Two groups of penicillin-destroying enzymes, the class A and class C beta-lactamases, may have evolved from bacterial transpeptidases that transfer X-D-Ala-D-Ala peptides to the growing peptidoglycan during cell wall synthesis. Both the transpeptidases and the beta-lactamases are acylated by beta-lactam antibiotics such as penicillin, which mimic the peptide, but breakdown and removal of the antibiotic is much faster in the beta-lactamases, which lack the ability to process D-Ala-D-Ala peptides. Stereochemical factors driving this evolution in specificity are examined.


We have compared the crystal structures of two classes of beta-lactamases and a beta-lactam-sensitive D-alanyl-D-alanine carboxy-peptidase/transpeptidase (DD-peptidase). The class C beta-lactamase is more similar to the DD-peptidase than to another beta-lactamase of class A.
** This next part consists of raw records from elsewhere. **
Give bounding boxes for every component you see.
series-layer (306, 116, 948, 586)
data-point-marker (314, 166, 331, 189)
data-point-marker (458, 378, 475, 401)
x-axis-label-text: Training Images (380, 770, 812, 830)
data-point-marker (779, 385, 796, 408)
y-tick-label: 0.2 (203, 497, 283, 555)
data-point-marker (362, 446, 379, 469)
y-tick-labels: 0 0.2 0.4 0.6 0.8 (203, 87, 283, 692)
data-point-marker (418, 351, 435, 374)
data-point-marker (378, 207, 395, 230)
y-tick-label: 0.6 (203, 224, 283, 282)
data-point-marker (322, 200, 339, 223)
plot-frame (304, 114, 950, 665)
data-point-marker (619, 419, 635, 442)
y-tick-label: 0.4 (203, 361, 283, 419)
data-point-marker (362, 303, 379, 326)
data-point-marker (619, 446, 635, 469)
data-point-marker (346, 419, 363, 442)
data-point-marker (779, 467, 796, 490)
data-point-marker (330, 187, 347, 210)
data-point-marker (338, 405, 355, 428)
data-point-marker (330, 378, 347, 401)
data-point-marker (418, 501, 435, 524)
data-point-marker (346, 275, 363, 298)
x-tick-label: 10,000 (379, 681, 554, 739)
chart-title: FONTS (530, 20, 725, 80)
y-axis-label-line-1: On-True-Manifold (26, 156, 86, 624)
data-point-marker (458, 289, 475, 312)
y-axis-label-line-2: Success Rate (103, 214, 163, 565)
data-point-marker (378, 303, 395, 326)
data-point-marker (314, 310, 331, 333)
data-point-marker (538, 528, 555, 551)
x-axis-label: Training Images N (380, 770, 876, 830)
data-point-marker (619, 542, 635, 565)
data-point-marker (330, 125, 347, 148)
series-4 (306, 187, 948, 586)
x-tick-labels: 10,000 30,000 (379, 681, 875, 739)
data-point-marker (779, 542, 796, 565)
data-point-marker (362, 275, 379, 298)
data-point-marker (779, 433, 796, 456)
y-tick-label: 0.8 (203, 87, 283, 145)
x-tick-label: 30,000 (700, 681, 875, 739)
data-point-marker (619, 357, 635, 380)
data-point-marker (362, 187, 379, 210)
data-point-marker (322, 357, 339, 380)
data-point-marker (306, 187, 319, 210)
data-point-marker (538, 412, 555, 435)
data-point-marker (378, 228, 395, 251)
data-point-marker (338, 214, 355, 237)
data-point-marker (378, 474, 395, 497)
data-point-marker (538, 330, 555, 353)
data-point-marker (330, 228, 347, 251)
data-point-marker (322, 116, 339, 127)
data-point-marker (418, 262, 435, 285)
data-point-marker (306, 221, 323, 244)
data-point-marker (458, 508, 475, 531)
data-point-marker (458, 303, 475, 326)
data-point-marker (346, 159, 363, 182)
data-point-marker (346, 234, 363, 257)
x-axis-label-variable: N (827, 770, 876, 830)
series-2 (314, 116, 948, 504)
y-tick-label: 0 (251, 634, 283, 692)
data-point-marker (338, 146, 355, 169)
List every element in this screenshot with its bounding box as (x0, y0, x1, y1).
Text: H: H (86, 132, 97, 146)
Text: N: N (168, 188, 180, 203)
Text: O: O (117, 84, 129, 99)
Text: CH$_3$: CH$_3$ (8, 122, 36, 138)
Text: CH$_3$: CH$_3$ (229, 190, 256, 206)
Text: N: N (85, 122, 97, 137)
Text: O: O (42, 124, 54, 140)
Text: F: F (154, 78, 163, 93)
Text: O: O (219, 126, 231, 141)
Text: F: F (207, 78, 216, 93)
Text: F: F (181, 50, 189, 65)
The two classes of beta-lactamases appear to have developed from an ancestral protein along separate evolutionary paths. Structural differentiation of the beta-lactamases from the DD-peptidases appears to follow differences in substrate shapes. The structure of the class A beta-lactamase has been further optimized to exclude D-alanyl peptides and process penicillin substrates with near catalytic perfection.